The /workflows directory houses all by-assay pipelines. In each subdirectory, there are several files:

  • *.wdl - The main workflow file that will be run.
  • imports.zip - A zipped directory of all imports needed for this pipeline. This is important for running your pipeline successfully.
  • *_inputs.json - A JSON file with all relative input options.
  • options.json - A JSON file with paths to output locations for workflow results and logs.

In the inputs JSON, you will find command-specific parameters (i.e. for trimming, alignment, etc.) as well as common inputs needed for every pipeline:

  • paired - A boolean value indicating whether the experiment was paired-end (true) or single-end (false).
  • project_out_dir - Directory where output will be (a directory is created here for every sample name).
  • fastq_dir - Path to dorectory with all .fastq.gz files.
  • sampleList - Path to your previously created samplesheet.tsv
  • star_index/BWA_index - Path to alignment index files.
  • chromNoScaffold - A Path to a 3-column BED file with the chromosome/contig regions you would like to keep in your output.
  • GeneAnnotationFile - Path to .gtf file.
  • chromosome_sizes - A standard BEDtools chromosome size file.
  • blacklist - A 3-column BED file containing areas to be removed from output.

Running a Workflow

Once the configuration is complete, there are 2 options available to you to run your pipeline:

1. Run in local mode

  • Cromwell can run "on-the-fly", without the need to configure a server.

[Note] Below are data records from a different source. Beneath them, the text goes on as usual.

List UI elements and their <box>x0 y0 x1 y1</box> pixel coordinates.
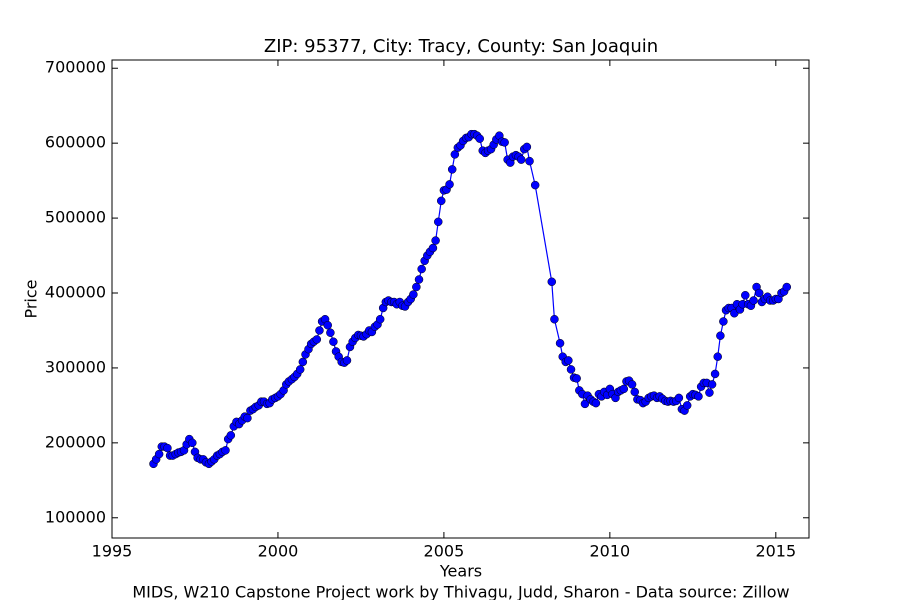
data-point <box>188 438 197 448</box>
data-point <box>315 326 324 335</box>
data-point <box>741 291 750 300</box>
data-point <box>630 387 639 397</box>
data-point <box>566 365 576 374</box>
data-point <box>782 282 792 292</box>
data-point <box>530 180 540 190</box>
data-point <box>445 180 454 189</box>
data-point <box>716 331 725 340</box>
data-point <box>409 290 418 299</box>
data-point <box>710 369 720 379</box>
chart-title: ZIP: 95377, City: Tracy, County: San Joa… <box>264 36 658 57</box>
y-tick-label: 100000 <box>45 507 106 526</box>
data-point <box>572 374 581 383</box>
y-tick-label: 200000 <box>45 432 106 451</box>
data-point <box>525 156 534 166</box>
data-point <box>412 282 421 292</box>
data-point <box>564 356 573 365</box>
x-axis-label: Years <box>439 562 482 581</box>
data-point <box>713 352 722 361</box>
plot-frame <box>111 59 810 539</box>
data-point <box>434 217 443 227</box>
data-point <box>221 446 230 455</box>
data-point <box>323 320 332 330</box>
data-point <box>719 317 728 326</box>
data-point <box>547 277 557 287</box>
y-tick-label: 400000 <box>45 283 106 302</box>
data-point <box>500 138 509 147</box>
y-tick-label: 300000 <box>45 357 106 376</box>
data-point <box>516 155 526 164</box>
data-point <box>682 401 692 410</box>
data-point <box>674 393 684 403</box>
data-point <box>749 296 758 305</box>
data-point <box>329 337 338 346</box>
data-point <box>154 449 164 459</box>
data-point <box>417 264 426 274</box>
data-point <box>298 357 308 367</box>
data-point <box>326 328 335 337</box>
data-point <box>555 338 565 348</box>
x-tick-label: 2015 <box>755 542 796 561</box>
x-tick-label: 1995 <box>92 542 133 561</box>
data-point <box>591 398 601 408</box>
y-tick-label: 500000 <box>45 208 106 227</box>
data-point <box>475 134 485 143</box>
data-point <box>550 314 559 324</box>
data-point <box>754 288 764 298</box>
data-point <box>627 380 637 389</box>
data-point <box>619 384 629 394</box>
data-point <box>580 399 590 409</box>
y-tick-label: 600000 <box>45 133 106 152</box>
data-point <box>705 388 714 397</box>
footer: MIDS, W210 Capstone Project work by Thiv… <box>132 583 789 600</box>
data-point <box>447 165 457 174</box>
data-point <box>431 236 440 245</box>
data-point <box>522 142 532 152</box>
data-point <box>342 356 352 365</box>
x-tick-label: 2010 <box>589 542 630 561</box>
data-point <box>375 314 385 324</box>
x-tick-label: 2005 <box>424 542 465 561</box>
data-point <box>312 335 322 344</box>
data-point <box>414 275 424 284</box>
data-point <box>707 380 717 389</box>
y-axis-label: Price <box>22 279 41 318</box>
data-point <box>295 365 305 374</box>
data-point <box>163 443 172 453</box>
data-point <box>436 196 446 206</box>
y-tick-label: 700000 <box>45 58 106 77</box>
x-tick-label: 2000 <box>258 542 299 561</box>
data-point <box>428 243 438 253</box>
data-point <box>243 413 252 423</box>
data-point <box>694 392 703 401</box>
data-point <box>226 431 236 440</box>
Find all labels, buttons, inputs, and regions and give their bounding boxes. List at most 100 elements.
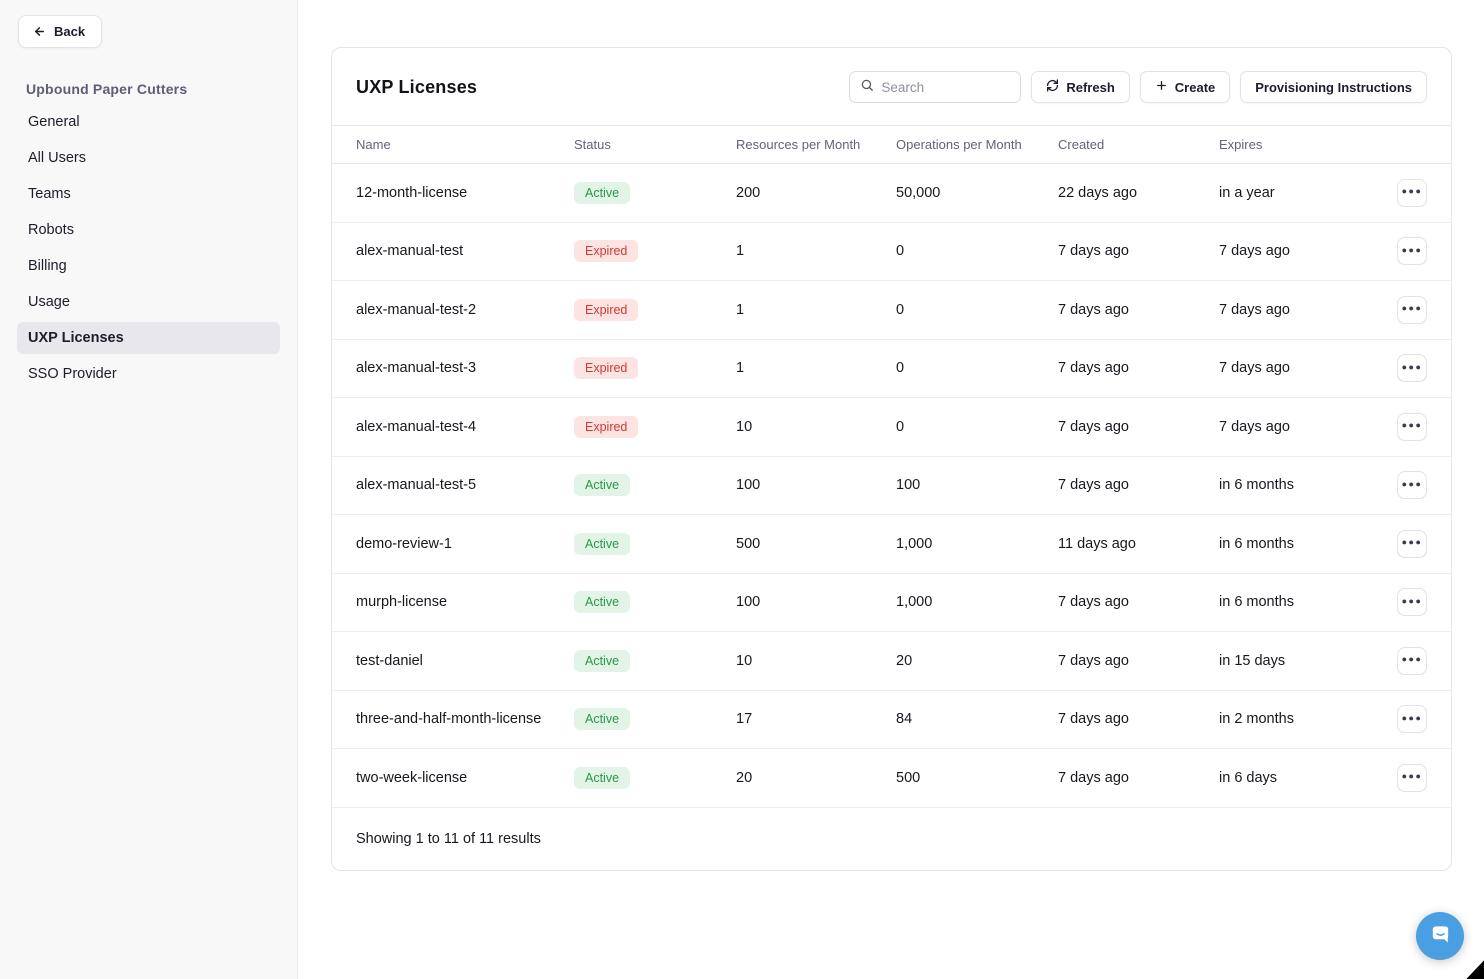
ellipsis-icon: ●●● <box>1401 303 1423 314</box>
row-actions-button[interactable]: ●●● <box>1397 295 1427 324</box>
status-badge: Active <box>574 474 631 497</box>
resources-per-month-value: 20 <box>736 769 753 786</box>
actions-cell: ●●● <box>1397 295 1427 324</box>
actions-cell: ●●● <box>1397 529 1427 558</box>
sidebar-item[interactable]: General <box>28 114 80 130</box>
status-badge: Active <box>574 708 631 731</box>
sidebar-nav: General All Users Teams Robots Billing U… <box>15 106 282 390</box>
license-name: alex-manual-test-5 <box>356 477 477 494</box>
license-name: alex-manual-test-3 <box>356 360 477 377</box>
resources-per-month-value: 200 <box>736 184 761 201</box>
row-actions-button[interactable]: ●●● <box>1397 471 1427 500</box>
license-name: alex-manual-test-2 <box>356 301 477 318</box>
operations-per-month-value: 50,000 <box>896 184 941 201</box>
resources-per-month-value: 100 <box>736 477 761 494</box>
row-actions-button[interactable]: ●●● <box>1397 705 1427 734</box>
expires-value: in 6 months <box>1219 535 1294 552</box>
row-actions-button[interactable]: ●●● <box>1397 529 1427 558</box>
back-button-label: Back <box>54 24 86 39</box>
search-input[interactable] <box>881 79 1011 95</box>
created-value: 7 days ago <box>1058 711 1129 728</box>
status-badge: Expired <box>574 415 639 438</box>
operations-per-month-value: 20 <box>896 652 913 669</box>
status-badge: Active <box>574 591 631 614</box>
resources-per-month-value: 10 <box>736 418 753 435</box>
chat-launcher-button[interactable] <box>1416 912 1464 960</box>
sidebar-item[interactable]: Billing <box>28 258 67 274</box>
expires-cell: in 6 months <box>1219 535 1380 552</box>
ellipsis-icon: ●●● <box>1401 361 1423 372</box>
status-badge: Active <box>574 766 631 789</box>
resources-per-month-value: 1 <box>736 243 745 260</box>
table-row: two-week-license Active 20 500 7 days ag… <box>332 749 1451 808</box>
created-cell: 7 days ago <box>1058 360 1219 377</box>
status-cell: Active <box>574 532 736 555</box>
refresh-button-label: Refresh <box>1066 79 1115 95</box>
expires-value: in 6 days <box>1219 769 1278 786</box>
license-name: demo-review-1 <box>356 535 452 552</box>
card-header: UXP Licenses Refresh <box>332 48 1451 125</box>
provisioning-instructions-button[interactable]: Provisioning Instructions <box>1240 71 1427 103</box>
actions-cell: ●●● <box>1397 471 1427 500</box>
created-cell: 22 days ago <box>1058 184 1219 201</box>
status-cell: Expired <box>574 415 736 438</box>
row-actions-button[interactable]: ●●● <box>1397 178 1427 207</box>
org-name: Upbound Paper Cutters <box>26 81 188 97</box>
row-actions-button[interactable]: ●●● <box>1397 237 1427 266</box>
expires-value: 7 days ago <box>1219 418 1290 435</box>
row-actions-button[interactable]: ●●● <box>1397 646 1427 675</box>
expires-cell: 7 days ago <box>1219 360 1380 377</box>
row-actions-button[interactable]: ●●● <box>1397 412 1427 441</box>
actions-cell: ●●● <box>1397 763 1427 792</box>
status-cell: Active <box>574 474 736 497</box>
expires-cell: in 15 days <box>1219 652 1380 669</box>
license-name: alex-manual-test-4 <box>356 418 477 435</box>
ellipsis-icon: ●●● <box>1401 186 1423 197</box>
expires-value: in 6 months <box>1219 594 1294 611</box>
back-button[interactable]: Back <box>18 15 103 48</box>
created-value: 7 days ago <box>1058 769 1129 786</box>
table-row: alex-manual-test-2 Expired 1 0 7 days ag… <box>332 281 1451 340</box>
row-actions-button[interactable]: ●●● <box>1397 588 1427 617</box>
actions-cell: ●●● <box>1397 178 1427 207</box>
col-header-operations: Operations per Month <box>896 137 1022 152</box>
expires-cell: in 2 months <box>1219 711 1380 728</box>
results-summary: Showing 1 to 11 of 11 results <box>356 830 541 847</box>
provisioning-instructions-label: Provisioning Instructions <box>1255 79 1412 95</box>
expires-cell: in a year <box>1219 184 1380 201</box>
operations-per-month-value: 100 <box>896 477 921 494</box>
table-row: three-and-half-month-license Active 17 8… <box>332 691 1451 749</box>
license-name: test-daniel <box>356 652 423 669</box>
sidebar-item[interactable]: SSO Provider <box>28 366 117 382</box>
status-cell: Active <box>574 766 736 789</box>
col-header-name: Name <box>356 137 391 152</box>
sidebar-item[interactable]: All Users <box>28 150 87 166</box>
actions-cell: ●●● <box>1397 588 1427 617</box>
sidebar-item[interactable]: Usage <box>28 294 70 310</box>
create-button[interactable]: Create <box>1139 71 1231 103</box>
license-name: murph-license <box>356 594 448 611</box>
created-value: 22 days ago <box>1058 184 1138 201</box>
status-badge: Active <box>574 181 631 204</box>
sidebar-item[interactable]: Robots <box>28 222 74 238</box>
created-value: 7 days ago <box>1058 418 1129 435</box>
licenses-card: UXP Licenses Refresh <box>331 47 1452 871</box>
created-cell: 7 days ago <box>1058 243 1219 260</box>
ellipsis-icon: ●●● <box>1401 712 1423 723</box>
expires-cell: 7 days ago <box>1219 243 1380 260</box>
refresh-button[interactable]: Refresh <box>1031 71 1130 103</box>
row-actions-button[interactable]: ●●● <box>1397 763 1427 792</box>
sidebar-item[interactable]: Teams <box>28 186 71 202</box>
ellipsis-icon: ●●● <box>1401 420 1423 431</box>
resources-per-month-value: 1 <box>736 301 745 318</box>
expires-value: in 15 days <box>1219 652 1286 669</box>
resources-per-month-value: 500 <box>736 535 761 552</box>
sidebar-item[interactable]: UXP Licenses <box>17 322 280 354</box>
resources-per-month-value: 17 <box>736 711 753 728</box>
actions-cell: ●●● <box>1397 412 1427 441</box>
status-badge: Expired <box>574 298 639 321</box>
row-actions-button[interactable]: ●●● <box>1397 354 1427 383</box>
table-body: 12-month-license Active 200 50,000 22 da… <box>332 164 1451 808</box>
table-row: alex-manual-test-5 Active 100 100 7 days… <box>332 457 1451 515</box>
status-badge: Active <box>574 649 631 672</box>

To do this, use the run subcommand as such:
java \
  -Dconfig.file=/path/to/cromwell_config \
  -jar /path/to/cromwell.jar run \
  -i workflow_input.json \
  -o options.json \
  -p imports.zip \
  workflow.wdl
  • This will startg a Cromwell instance, run your workflow, and then exit upon completion.

2. Submit to a Cromwell server

  • First, if a Cromwell server isn't already running, start one:
java -Dconfig.file=/path/to/cromwell_config -jar /path/to/cromwell.jar server
  • Then, submit your workflow to the server via the submit command along with the host address, imports.zip, inputs.json, and your workflow's WDL file:
java \
  -Dconfig.file=/path/to/cromwell_config \
  -jar /path/to/cromwell.jar submit \
  -h http://<host ip>:<port> \
  -p imports.zip \
  -o options.json \
  -i inputs.json \
   workflow.wdl
  • Navigate to 0.0.0.0:8000 to access the GUI, where different aspects of the workflow can be monitored via the REST API.
    • A useful tool is the timing diagram tool which displays a graphical representation of the workflow's progress, broken down by sample and job. It can be accessed with the REST API via 0.0.0.0:5200/api/workflows/v1/<workflow ID>/timing \

Of course, you can find out more about Cromwell's capabilities in the Official Cromwell Documentation.